When you select an amplifier IC, whether a basic op amp or a more complex function such as an instrumentation amplifier (in amp), one basic choice is between an uncommitted device with external gain-setting components, or one with internal fixed gains. For the former, you establish gain via one or more external resistors; for the latter, you select the gain via jumper or a digital interface in decimal steps (×1, ×10, ×100), binary steps (×1, ×2, . . . ×128), or even instrumentations steps (×1, ×2, ×5, ×10).
But external variable or internal fixed: which is the “right” choice? As in most engineering decisions, the right one to use depends on the application and the circumstances.
Consider the uncommitted gain-value device. On one side, it lets you pick the specific gain value which maximizes your dynamic range performance, matching the channel span to the A/D converter span. For example, for a sensor with full-scale output of 0.63 V, and an A/D converter with a 2 V input span, setting the channel gain to 3.17 will map the sensor's output to all available bits of the ADC, so you get the resolution and range you paid for.
On the proverbial other hand, there are downsides to having to set the gain yourself via external components. Most obvious is the cost, space, and availability of the precision component(s) needed to set and hold that desired gain value, and that tight temperature coefficients and even matched tempcos are needed.
But more challenging is that the amplifier function can no longer be fully specified by the amplifier vendor, and you have to do some serious error analysis on component tolerances, drifts, and other issues.
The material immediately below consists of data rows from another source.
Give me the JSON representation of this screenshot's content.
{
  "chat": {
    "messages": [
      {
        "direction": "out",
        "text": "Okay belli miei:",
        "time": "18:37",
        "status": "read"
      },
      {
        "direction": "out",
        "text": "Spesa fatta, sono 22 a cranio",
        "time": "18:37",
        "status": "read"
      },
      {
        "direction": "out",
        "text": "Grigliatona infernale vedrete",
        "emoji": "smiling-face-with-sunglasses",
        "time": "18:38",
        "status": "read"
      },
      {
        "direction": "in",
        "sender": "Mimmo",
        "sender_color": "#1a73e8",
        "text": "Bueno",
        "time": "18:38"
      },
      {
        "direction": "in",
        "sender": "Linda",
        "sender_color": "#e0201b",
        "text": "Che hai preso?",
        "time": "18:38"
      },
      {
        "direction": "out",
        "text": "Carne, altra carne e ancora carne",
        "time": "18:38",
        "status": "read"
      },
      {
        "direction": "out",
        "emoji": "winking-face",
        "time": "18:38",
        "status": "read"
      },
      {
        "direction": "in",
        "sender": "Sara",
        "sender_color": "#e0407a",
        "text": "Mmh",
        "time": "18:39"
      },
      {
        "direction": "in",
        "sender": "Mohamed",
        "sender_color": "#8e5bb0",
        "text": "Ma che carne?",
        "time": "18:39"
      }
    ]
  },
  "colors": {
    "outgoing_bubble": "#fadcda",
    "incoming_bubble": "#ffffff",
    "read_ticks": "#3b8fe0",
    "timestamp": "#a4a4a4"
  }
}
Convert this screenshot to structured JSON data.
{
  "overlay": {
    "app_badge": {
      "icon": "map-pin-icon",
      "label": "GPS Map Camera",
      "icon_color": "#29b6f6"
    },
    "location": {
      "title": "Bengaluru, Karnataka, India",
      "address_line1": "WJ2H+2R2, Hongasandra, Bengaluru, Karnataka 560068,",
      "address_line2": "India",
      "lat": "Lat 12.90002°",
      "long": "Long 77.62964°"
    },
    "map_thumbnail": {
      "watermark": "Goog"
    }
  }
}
In contrast, vendors of fixed-gain devices can test, trim, specify, and guarantee the amplifier performance at each gain value.
Finally, and most insidious, is that the amplifier performance is now determined by the vagaries of your layout and parasitics, since the gain-setting components are outside the IC package. This becomes especially challenging at higher frequencies, where the placement of the external devices is no longer a straightforward matter, and issues related to off-package pinouts, PCB traces, passives, and parasitics and strays have significant effect.
As usual in engineering decisions, it's a tradeoff: the flexibility and range-matching you get when you can set the gain value to any value you wish, versus the component cost and layout headaches that such flexibility offers, compared to fixed-value, in-package gain-setting amplifiers. Keeps it interesting, right?